The Minnesota Department of Transportation released the "Alternatives Analysis Report." The report winnows down a list of 46 possible Zip Rail routes to eight. It also requires a no-build option be considered. But with no additional funding available and a private developer interested in building a high-speed rail line, MnDOT officials say this may be a good time to stop public work on the project. North American High Speed Rail Group has said it's interested in building a $4.2 billion elevated high-speed rail line from Rochester to the Twin Cities.

"If (the private group) is going to be moving forward, we should not be doing a parallel effort. Even though their project is different, I don't think it's a good investment of our limited resources if there is a private-sector group out there that is looking at it," said Dan Krom, director of MnDOT's passenger rail office.

North American High Speed Rail Group is in the process of applying for a right-of-way permit from MnDOT to study the corridor. Wendy Meadley, the rail group's chief manager, was not immediately available for comment.

A total of $2.3 million was set aside for the first phase of the environmental analysis. Those dollars have been used up, Krom said.

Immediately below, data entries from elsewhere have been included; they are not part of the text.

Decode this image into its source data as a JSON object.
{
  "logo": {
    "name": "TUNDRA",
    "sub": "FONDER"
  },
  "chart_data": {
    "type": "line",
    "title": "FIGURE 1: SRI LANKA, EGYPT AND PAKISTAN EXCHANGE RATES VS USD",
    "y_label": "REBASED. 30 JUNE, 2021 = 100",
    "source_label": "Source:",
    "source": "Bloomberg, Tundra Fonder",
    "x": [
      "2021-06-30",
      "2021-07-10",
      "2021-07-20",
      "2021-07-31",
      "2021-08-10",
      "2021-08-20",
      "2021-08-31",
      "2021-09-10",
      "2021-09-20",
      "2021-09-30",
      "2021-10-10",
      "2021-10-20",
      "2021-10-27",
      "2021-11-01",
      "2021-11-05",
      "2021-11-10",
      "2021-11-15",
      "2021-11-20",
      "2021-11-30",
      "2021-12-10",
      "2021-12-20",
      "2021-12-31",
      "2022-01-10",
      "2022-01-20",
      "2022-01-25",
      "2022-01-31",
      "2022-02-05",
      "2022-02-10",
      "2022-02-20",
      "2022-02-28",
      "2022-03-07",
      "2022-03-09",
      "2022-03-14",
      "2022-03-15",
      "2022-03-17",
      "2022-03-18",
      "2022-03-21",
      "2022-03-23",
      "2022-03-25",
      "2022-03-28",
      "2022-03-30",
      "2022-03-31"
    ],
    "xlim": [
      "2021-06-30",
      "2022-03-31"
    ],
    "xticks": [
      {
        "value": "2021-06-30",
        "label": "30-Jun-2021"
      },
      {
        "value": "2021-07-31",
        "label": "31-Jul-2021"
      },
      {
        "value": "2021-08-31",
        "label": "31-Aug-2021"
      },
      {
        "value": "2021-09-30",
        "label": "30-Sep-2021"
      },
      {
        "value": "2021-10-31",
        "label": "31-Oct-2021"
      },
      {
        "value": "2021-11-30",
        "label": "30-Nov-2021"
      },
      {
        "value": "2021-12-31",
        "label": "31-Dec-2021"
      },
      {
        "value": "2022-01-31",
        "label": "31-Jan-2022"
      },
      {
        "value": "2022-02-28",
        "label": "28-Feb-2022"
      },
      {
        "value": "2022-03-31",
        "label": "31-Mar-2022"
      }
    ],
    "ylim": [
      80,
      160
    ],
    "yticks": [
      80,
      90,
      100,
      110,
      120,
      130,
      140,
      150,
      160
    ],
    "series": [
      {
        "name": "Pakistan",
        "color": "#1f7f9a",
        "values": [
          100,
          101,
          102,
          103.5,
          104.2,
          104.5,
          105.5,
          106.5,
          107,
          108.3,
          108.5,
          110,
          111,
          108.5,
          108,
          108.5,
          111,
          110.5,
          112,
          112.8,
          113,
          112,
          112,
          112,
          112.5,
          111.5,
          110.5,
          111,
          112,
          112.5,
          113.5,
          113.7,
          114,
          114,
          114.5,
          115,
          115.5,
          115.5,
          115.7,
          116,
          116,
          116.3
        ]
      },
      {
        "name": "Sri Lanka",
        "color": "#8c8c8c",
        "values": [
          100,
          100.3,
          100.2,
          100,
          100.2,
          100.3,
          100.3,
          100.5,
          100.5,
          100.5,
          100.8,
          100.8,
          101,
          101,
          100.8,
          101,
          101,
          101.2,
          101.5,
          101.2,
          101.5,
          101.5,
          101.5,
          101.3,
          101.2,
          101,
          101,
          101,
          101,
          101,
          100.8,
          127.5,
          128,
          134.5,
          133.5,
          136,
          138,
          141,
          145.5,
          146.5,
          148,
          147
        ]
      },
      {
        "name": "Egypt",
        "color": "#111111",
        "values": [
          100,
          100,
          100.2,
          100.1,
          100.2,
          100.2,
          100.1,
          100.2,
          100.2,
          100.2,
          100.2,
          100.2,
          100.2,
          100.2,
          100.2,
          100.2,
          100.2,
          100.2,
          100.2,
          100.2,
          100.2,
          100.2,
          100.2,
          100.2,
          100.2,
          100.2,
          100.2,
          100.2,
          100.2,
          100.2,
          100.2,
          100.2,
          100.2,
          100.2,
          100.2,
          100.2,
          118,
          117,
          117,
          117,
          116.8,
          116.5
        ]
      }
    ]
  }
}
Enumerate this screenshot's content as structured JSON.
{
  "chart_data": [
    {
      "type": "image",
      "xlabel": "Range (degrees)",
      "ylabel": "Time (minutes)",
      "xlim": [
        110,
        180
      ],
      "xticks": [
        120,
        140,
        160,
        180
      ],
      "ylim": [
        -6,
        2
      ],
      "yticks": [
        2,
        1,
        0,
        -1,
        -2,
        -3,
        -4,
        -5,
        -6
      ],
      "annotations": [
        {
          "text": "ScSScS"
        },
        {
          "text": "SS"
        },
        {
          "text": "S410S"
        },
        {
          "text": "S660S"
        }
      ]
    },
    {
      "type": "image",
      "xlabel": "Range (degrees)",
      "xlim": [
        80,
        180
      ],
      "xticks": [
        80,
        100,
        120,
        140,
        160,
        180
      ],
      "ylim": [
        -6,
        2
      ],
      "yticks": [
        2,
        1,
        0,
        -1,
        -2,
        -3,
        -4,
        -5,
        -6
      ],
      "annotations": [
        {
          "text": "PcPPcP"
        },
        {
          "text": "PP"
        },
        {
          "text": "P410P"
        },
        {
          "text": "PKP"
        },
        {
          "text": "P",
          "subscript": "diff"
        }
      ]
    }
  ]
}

While there is no money to continue environmental work on the corridors, Krom said the Alternatives Analysis Report has a shelf life of between three to five years. The report recommends essential two main routes between Rochester and the Twin Cities be considered — along U.S. Highway 52 or Minnesota Highway 56 and U.S. Highway 14. The routes include two potential end points in the Twin Cities — Union Depot in St. Paul and Minneapolis St. Paul International Airport.

Route lengths range from 77 miles to 93 miles with one-way travel times estimated to be as little as 40 minutes and as much as 53 minutes. Those estimates assume that high-speed rail speed in rural areas would reach 186 miles-per-hour. Estimated ridership numbers vary from 700,000 to nearly 870,000. Routes were analyzed by looking at several factors including travel time, impact on existing development and the environment and possible conflicts with freight traffic. Krom said officials plan to discuss the results with members of the Zip Rail Community Advisory Committee and the Zip Rail Technical Advisory Committee on Thursday.

Zip Rail critics charge the state is trying to avoid public comment on a completed Tier 1 Environmental Impact Statement by stopping work now. The Alternatives Analysis Report is not subject to a public comment period. Heather Arndt co-leader of Citizens Concerned About Rail Line , said work on the report has taken far too long.

"I think they are playing games to intentional stop citizen input," Arndt said.

Krom said work on the project took longer than planned because it requires new rail lines to be built instead of being able to take advantage of existing railroads. That makes the project unusual compared to other high-speed rail proposals in the state.

"It is unique. The other projects use existing lines. There is a lot more support I would say on those projects because people are used to trains being there. And I think it makes the development process a lot less cumbersome, too and less costly," he said.

Olmsted County Commissioner Ken Brown said it appears likely that public work on the project will cease, and it will be up to North American High Speed Rail to make high-speed rail between Rochester and the Twin Cities a reality.

"It's not going to happen any other way. This will not be a public project. Can't afford it. Nobody's got the money," he said.


Brown added that he believes the money spent so far on environmental analysis was worthwhile. He said that work helped raise the visibility of the project, helping to attract the interest of the private sector.

He added, "That work won't be wasted. It won't disappear. It will be used by the group that takes it over and runs with it."